Thursday, November 14, 2013

non-blocking cache with guava and listenable futures (or why I hate ehcache some days)

trying to scale? just throw more cache at the problem!

Yes, I'm going to use the term "cache" in lots of ironic and financially metaphoric ways in this post. My apologies.

Caching makes a lot of things possible in everything we do on the Internet and on computer systems in general. That said, caching can also get you into trouble for a variety of reasons such as how wisely you use memory, how performant your cache is under contention, and how effective your cache is (i.e. cache-hit ratio).

If you're using Java, chances are you've heard of ehcache at some point. While there's a lot that ehcache does well, there's a particular aspect of it that in my experience doesn't scale well, and under certain conditions can take down your application. In fact, part of the reason I'm writing this blog post is the aftermath of raising my arms in the air and screaming after examining a performance issue related to ehcache which caused a failed load test today.

mo' (eh)cache, mo' problems

When reading data from ehcache, you end up blocking until a result can be returned (more on that here). While this is necessary for the first time you fetch data from the cache, since something has to be loaded in order to be returned, it's probably not the case that you need to block for subsequent requests. To clarify this, if you're caching something for 1 hour and it takes 5 seconds to load, you probably don't care about loading data that's 1 hour and 5 seconds old, especially if the alternative is blocking the request to your application for 5 seconds to do it as well as every other request trying to load that data.

Unfortunately, and if I'm wrong here I hope someone will call me out in the comments, ehcache blocks every time the data needs to be reloaded. Furthermore, it uses a ReadWriteLock for all reads as well along with a fixed number of mutexes (2048 by default), so you can end up with read contention as well given enough load. While I understand the decisions that were made and why, there are cases where it isn't ideal and you don't want to grab any locks to create blocking conditions.

making your cache work for you

To be fair, this problem really manifests itself when you have high contention on specific keys, particularly when reloading events occur.
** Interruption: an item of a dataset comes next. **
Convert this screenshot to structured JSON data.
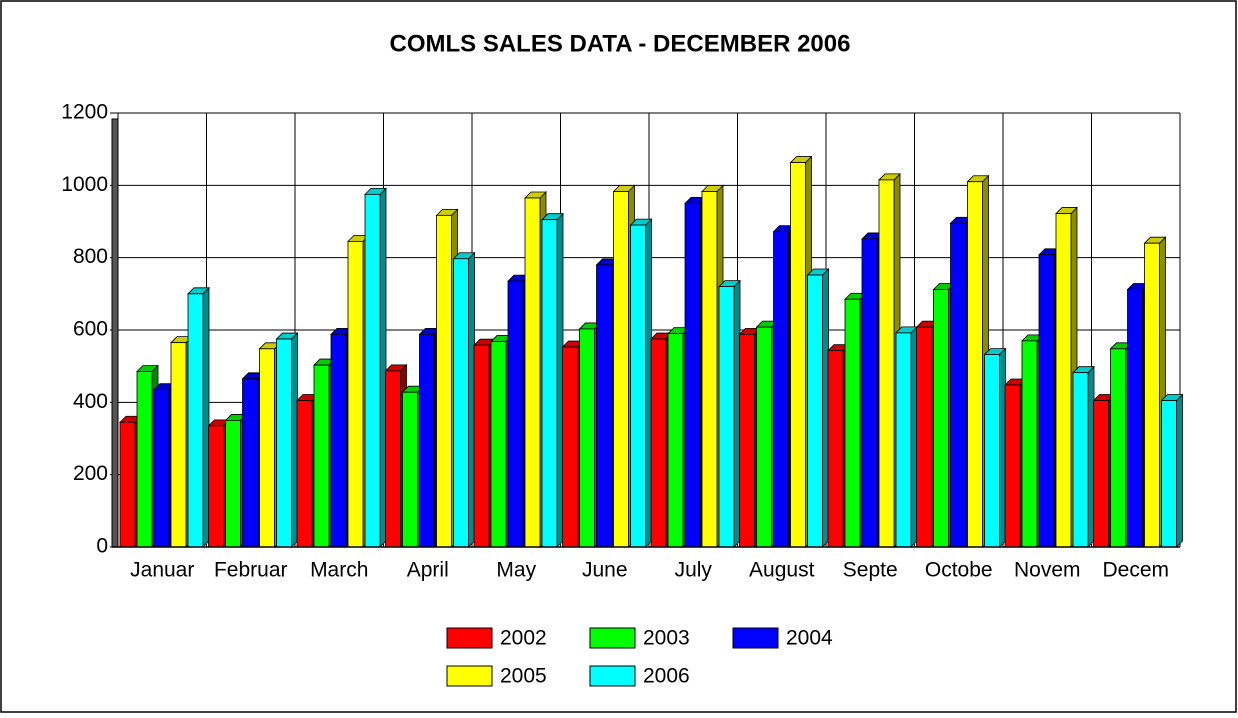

In most cases ehcache performs perfectly fine; this post isn't meant to be a general condemnation of a very popular and useful library. That said, in order to solve the problem we don't really want to block on reads or writes; we want to refresh our data in the background, and only update what consumers of the cache see when we have that refreshed data.

This can be accomplished by having a thread go and reload the data while the cache returns stale entries until new data is available. This accomplishes both the goals of not requiring read or write locks outside of the initial population of the cache, which is unavoidable. Even better, Guava Cache has all of this functionality baked in.

refresh after write and listenable futures in guava cache

Guava Cache can handle this by telling the CacheBuilder via refreshAfterWrite to refresh entries by calling the reload method in the CacheLoader instance used to construct your LoadingCache instance. The reload method returns a ListenableFuture, which is the same as a regular Future but exposes a method to register a callback. In this case, the callback is used to update the value in the cache once we've finished retrieving it.

Here's an example of this in action:

The sleeps are in there to create artificial latency to show what this looks like in action. If you run this you'll see the asynchronous load events kick off and can witness the five seconds of latency in between that event firing and the data being updated. You should also notice that reads keep succeeding in the meantime. There is a small spike the first time an asynchronous load fires, which I assume is a one-time cost resource allocation within Guava Cache.

There is one point to consider when doing this, which is how to shut down your refresh thread. In my example I used a ThreadFactory (courtesy of ThreadFactoryBuilder) to set my refresh thread as a daemon thread, which allows the JVM to shut down at the end. I also used the ThreadFactory to name the thread, which I would recommend as a general practice to make debugging easier on yourself whenever you're creating thread pools. In my example there aren't any resource concerns, so it doesn't matter if the thread is terminated, but if you had resource cleanup to perform for some reason you'd want to wire up a shutdown hook to your ExecutorService in your application since the pool would exist eternally.

For a use case like this, you'd want to be judicious about how many threads you're willing to allocate to this process as well. The number should scale somewhat to the maximum number of entries and refresh interval you choose so that you can refresh in a timely manner without consuming too many resources in your application.

conclusion

If you've come across this problem, then I hope this post helps you get past it. To reiterate what I said before, ehcache is a solid API overall, it just doesn't handle this case well. I haven't tested the Guava Cache implementation under high load conditions yet, so it's certainly possible that it has issues I've left out of the post, but from a face value standpoint it addresses the issues I've seen with ehcache in a way that doesn't involve rolling your own solution from scratch.

Feel free to share any feedback or things I may have missed in the comments!